A critical vulnerability has been identified in the Jetpack plugin, widely used on over 27 million WordPress websites. The flaw, discovered during an internal security audit, resides in the Contact Form feature, allowing logged-in users to access forms submitted by other visitors. The issue has existed since Jetpack version 3.9.9, released in 2016, and has now been patched across 101 different versions. While no exploitation has been observed in the wild, the public disclosure increases the risk of future abuse.
Vulnerability Details:
- Plugin: Jetpack by Automattic
- Affected Versions: Jetpack 3.9.9 (2016) to 13.9.0
- Patched Versions: 13.9.1, and multiple prior versions (detailed below)
- Discovery Date: Internal security audit, October 2024
- Public Disclosure Date: October 15, 2024
- Vulnerability Type: Unauthorized Data Access
- Attack Vector: Logged-in users can access data (contact form submissions) submitted by other users.
- Impact: Compromised confidentiality of form submissions on WordPress sites.

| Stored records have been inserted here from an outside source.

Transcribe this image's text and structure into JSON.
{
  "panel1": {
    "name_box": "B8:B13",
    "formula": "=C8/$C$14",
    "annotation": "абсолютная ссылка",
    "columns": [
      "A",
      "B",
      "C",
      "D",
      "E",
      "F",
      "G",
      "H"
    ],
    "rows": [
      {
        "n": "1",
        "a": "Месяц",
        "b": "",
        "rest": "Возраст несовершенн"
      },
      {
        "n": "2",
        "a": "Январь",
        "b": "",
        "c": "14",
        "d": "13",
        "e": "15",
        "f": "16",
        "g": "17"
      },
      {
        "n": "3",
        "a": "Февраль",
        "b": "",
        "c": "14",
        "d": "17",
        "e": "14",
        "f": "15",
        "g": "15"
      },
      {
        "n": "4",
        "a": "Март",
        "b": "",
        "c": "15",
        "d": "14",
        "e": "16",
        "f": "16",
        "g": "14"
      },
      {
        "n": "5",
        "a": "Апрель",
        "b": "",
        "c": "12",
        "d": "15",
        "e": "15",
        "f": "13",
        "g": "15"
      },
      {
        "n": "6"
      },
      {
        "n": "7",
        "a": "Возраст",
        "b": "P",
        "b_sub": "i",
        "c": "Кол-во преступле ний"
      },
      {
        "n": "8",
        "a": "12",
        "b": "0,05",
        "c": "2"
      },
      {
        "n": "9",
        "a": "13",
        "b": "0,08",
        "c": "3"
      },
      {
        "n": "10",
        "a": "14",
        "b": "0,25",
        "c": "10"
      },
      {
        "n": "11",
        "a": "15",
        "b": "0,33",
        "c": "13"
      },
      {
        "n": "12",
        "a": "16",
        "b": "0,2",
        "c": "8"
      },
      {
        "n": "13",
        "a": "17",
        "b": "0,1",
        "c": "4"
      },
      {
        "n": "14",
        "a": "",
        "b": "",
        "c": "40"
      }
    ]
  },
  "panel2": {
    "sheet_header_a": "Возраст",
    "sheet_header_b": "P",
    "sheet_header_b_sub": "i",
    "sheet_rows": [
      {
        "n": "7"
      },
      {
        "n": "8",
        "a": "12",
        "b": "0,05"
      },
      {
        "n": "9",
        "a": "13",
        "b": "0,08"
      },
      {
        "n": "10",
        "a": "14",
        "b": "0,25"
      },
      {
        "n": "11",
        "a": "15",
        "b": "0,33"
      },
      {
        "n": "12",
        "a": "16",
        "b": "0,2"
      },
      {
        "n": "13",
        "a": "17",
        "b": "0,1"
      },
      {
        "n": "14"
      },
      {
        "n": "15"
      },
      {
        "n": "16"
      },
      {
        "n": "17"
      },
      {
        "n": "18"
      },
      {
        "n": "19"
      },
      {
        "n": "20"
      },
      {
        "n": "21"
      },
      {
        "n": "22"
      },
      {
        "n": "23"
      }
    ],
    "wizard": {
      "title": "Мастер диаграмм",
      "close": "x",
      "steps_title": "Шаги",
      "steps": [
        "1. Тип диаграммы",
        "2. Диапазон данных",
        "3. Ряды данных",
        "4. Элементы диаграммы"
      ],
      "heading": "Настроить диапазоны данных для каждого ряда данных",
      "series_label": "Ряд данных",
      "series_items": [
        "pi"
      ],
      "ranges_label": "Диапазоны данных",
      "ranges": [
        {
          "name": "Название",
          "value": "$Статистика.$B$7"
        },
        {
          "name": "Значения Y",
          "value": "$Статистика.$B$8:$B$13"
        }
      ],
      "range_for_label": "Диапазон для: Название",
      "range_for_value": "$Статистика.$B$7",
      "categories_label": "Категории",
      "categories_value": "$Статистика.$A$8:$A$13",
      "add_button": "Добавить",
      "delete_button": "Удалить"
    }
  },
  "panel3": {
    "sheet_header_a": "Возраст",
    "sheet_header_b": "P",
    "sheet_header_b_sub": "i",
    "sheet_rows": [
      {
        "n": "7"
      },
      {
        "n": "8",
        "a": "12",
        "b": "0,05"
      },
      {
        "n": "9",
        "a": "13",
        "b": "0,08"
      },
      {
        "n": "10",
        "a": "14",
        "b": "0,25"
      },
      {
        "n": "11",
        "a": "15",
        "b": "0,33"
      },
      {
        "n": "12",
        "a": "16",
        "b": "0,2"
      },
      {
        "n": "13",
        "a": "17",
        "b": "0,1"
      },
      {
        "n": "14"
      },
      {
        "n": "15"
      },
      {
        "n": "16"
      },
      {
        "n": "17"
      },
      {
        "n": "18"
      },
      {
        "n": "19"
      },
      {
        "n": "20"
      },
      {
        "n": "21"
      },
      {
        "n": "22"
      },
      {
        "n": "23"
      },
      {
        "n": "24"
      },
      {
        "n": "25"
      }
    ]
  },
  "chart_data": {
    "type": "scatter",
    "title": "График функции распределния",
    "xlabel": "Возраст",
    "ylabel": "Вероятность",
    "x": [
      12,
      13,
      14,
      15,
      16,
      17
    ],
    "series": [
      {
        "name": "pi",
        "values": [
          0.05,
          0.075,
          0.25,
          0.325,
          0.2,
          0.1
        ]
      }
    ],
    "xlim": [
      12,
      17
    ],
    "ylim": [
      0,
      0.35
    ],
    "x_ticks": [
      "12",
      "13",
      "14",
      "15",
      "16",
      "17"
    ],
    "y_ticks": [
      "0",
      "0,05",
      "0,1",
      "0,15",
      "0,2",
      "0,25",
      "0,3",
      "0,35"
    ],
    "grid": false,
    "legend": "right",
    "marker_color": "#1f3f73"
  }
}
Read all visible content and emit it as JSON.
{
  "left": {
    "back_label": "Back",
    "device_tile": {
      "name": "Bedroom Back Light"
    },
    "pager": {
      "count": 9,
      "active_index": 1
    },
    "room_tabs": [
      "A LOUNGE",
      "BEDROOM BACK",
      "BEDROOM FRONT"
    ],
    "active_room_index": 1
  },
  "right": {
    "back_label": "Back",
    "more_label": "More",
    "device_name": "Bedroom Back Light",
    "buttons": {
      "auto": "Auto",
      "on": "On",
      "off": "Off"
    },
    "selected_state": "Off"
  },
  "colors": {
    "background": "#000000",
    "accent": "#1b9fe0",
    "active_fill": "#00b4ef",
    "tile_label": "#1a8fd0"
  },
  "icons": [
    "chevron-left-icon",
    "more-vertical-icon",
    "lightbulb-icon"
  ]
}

- Exploitation Evidence: None reported as of this writing.
Impacted Component:
The vulnerability exists within Jetpack’s Contact Form feature, which is used to collect visitor input on a website. Any logged-in user, regardless of role, could exploit this flaw to read private submissions.
Risk:
This vulnerability potentially exposes sensitive data submitted through contact forms, such as personal identifiers, email addresses, and other private communications. The flaw affects a large number of sites, significantly expanding the risk landscape.
Mitigation:
The Jetpack team worked closely with the WordPress.org Security Team to implement an automatic update process, ensuring most sites are patched. The issue has been fixed in 101 different versions of Jetpack, including the latest stable release (13.9.1). Users are advised to ensure that their Jetpack plugin is automatically updated or manually updated to a secure version.
Patched Versions:
- Latest Patch Version: 13.9.1
- Other Patched Versions:
- 13.8.2, 13.7.1, 13.6.1, 13.5.1, 13.4.4, 13.3.2, 13.2.3, and many more (full list available).
Recommendations:
- Update Immediately: Ensure all websites running Jetpack update to version 13.9.1 or any of the previously patched versions.
- Audit Access Permissions: Review and restrict user roles with access to sensitive data, minimizing the risk of internal threats.
- Monitor for Exploitation: While no exploitation has been observed, administrators should monitor their logs for unusual activity involving contact form data.
- Disable Contact Form Feature (if necessary): If immediate updating isn’t possible, consider temporarily disabling the Contact Form feature.
Historical Context:
Jetpack experienced a similar incident in June 2023, where a critical flaw dating back to 2012 was discovered and patched. The repeated discovery of long-standing issues in widely used plugins like Jetpack highlights the importance of continuous auditing and timely updates.
Ongoing Disputes:
The vulnerability was disclosed against a backdrop of ongoing tensions between WordPress and WP Engine, specifically regarding the Advanced Custom Fields (ACF) plugin. WordPress took over the plugin, forking it to create Secure Custom Fields (SCF) after WP Engine failed to address security concerns. These disputes raise broader questions about plugin security and governance within the WordPress ecosystem.
Conclusion:
Given the massive user base of Jetpack, the discovery of this vulnerability underscores the importance of prompt patching and regular security audits. All affected sites should update to the latest version to mitigate potential data exposure risks. Continuous monitoring and access control policies will further reduce the risk of exploitation.